Recall news focused primarily on Schwarzenegger's campaign
BERKELEY – California's Gov.-elect Arnold Schwarzenegger benefited from lopsided media attention during the pivotal first weeks of his campaign, according to a study by a policy research center at the University of California, Berkeley, and Stanford University.
The study examined more than 1,500 news stories written by staff writers for The New York Times, Los Angeles Times, San Francisco Chronicle and San Jose Mercury News that appeared between the week of Aug. 6, when major candidates entered the race, and Oct. 6, the Monday before election day. It found that just under three-quarters of the stories focused on candidate Schwarzenegger as their subject.
"Californians were bombarded with messages about Schwarzenegger's candidacy, cast in a positive or negative light, for most of the campaign," said Bruce Fuller, a UC Berkeley professor of education and public policy who headed the study. "Soon thereafter, his (Schwarzenegger's) support rose from 20 percent to over 40 percent of those polled."
The media review analyzed total story counts, the percentage of reporting on the six major candidates, weekly trends in candidate coverage, and the coverage of policy issues such as the state budget, education and child health insurance.
The analysis was conducted by Policy Analysis for California Education (PACE), an independent policy research center based at UC Berkeley and Stanford. Fuller, a professor of education and public policy as well as a sociologist, is the director of PACE.
The New York Times reported on Schwarzenegger in 87 percent of its 164 stories appearing over the frenzied two-month campaign to unseat Democratic incumbent Gov. Gray Davis. The actor's wife, Maria Shriver, was discussed with about the same frequency as Green Party candidate Peter Camejo, Fuller said.
The study also found that Lt. Gov. Cruz Bustamante, the leading Democratic candidate for governor, was largely eclipsed by the disproportionate coverage of the actor, as well as by reporting on Davis during the final two weeks of the race. The Los Angeles Times offered more balanced reporting on the major candidates, according to Fuller, For example, 61 percent of the paper's articles informed readers about Bustamante, compared to 44 percent of the stories appearing in The New York Times. The San Jose Mercury News covered legislative activity in Sacramento dealing with such issues as expanding child health insurance, granting new civil rights to gays, and permitting immigrants to obtain a driver's license. This yielded more coverage for Davis and relatively less for Schwarzenegger.
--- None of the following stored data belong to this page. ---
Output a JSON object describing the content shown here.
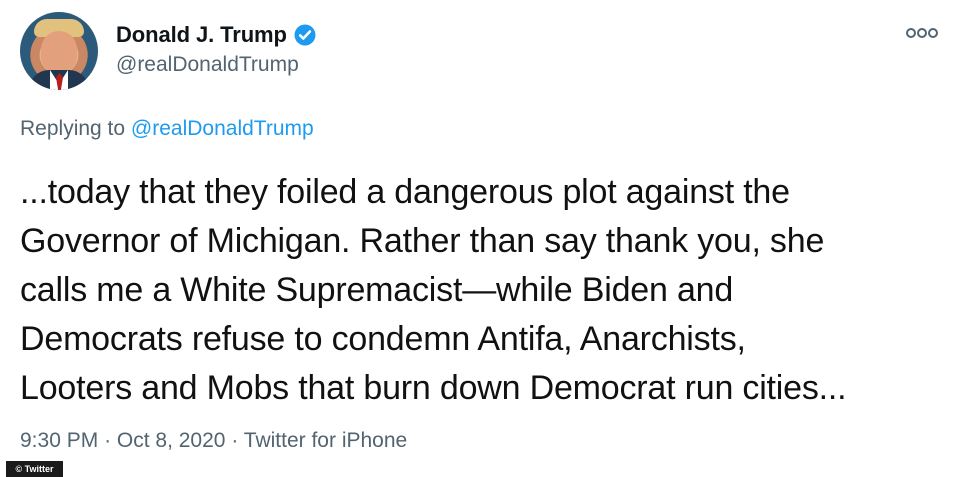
{
  "tweet": {
    "author": {
      "display_name": "Donald J. Trump",
      "handle": "@realDonaldTrump",
      "avatar_icon": "profile-photo",
      "verified_icon": "verified-badge-icon",
      "verified_color": "#1d9bf0"
    },
    "more_icon": "more-options-icon",
    "reply_context": {
      "prefix": "Replying to",
      "mention": "@realDonaldTrump"
    },
    "text_lines": [
      "...today that they foiled a dangerous plot against the",
      "Governor of Michigan. Rather than say thank you, she",
      "calls me a White Supremacist—while Biden and",
      "Democrats refuse to condemn Antifa, Anarchists,",
      "Looters and Mobs that burn down Democrat run cities..."
    ],
    "timestamp": {
      "time": "9:30 PM",
      "separator_1": "·",
      "date": "Oct 8, 2020",
      "separator_2": "·",
      "source": "Twitter for iPhone"
    },
    "watermark": "© Twitter",
    "colors": {
      "link": "#1d9bf0",
      "secondary_text": "#536471",
      "primary_text": "#0f1419",
      "background": "#ffffff"
    }
  }
}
Noting that schools and colleges make up about 60 percent of all state spending in California, Fuller said the study also explored election coverage relating to policy issues. The study found the Los Angeles Times discussing state budget issues in 9 percent of its 443 news articles, and The New York Times reporting on education issues in 8 percent of its 164 stories.
"The Los Angeles Times really pushed the candidates to articulate policy positions through question-and-answer sessions and by challenging them when claims about the budget or school reform could not be substantiated," Fuller said.
"Overall, however, editors came to focus on Schwarzenegger's personal history and character, with comparatively little attention to how candidates would tackle public problems that affect the lives of Californians," he said.
Schwarzenegger's press attention started off with a bang when he announced his candidacy on Aug. 6, and it far exceeded coverage of the other contenders in the campaign's initial weeks. Three times as many stories appeared in The New York Times in which Schwarzenegger was the main subject of discussion, compared to Bustamante's coverage, even though the lieutenant governor was ahead of the actor in polling during the first month of the campaign, the study found.
Lesser known candidates, including Camejo and Independent Arianna Huffington, received proportionally less coverage.
The California daily newspapers surveyed offered more balanced coverage compared to the national press, until the final week when the election was defined as Davis against Schwarzenegger, Fuller said.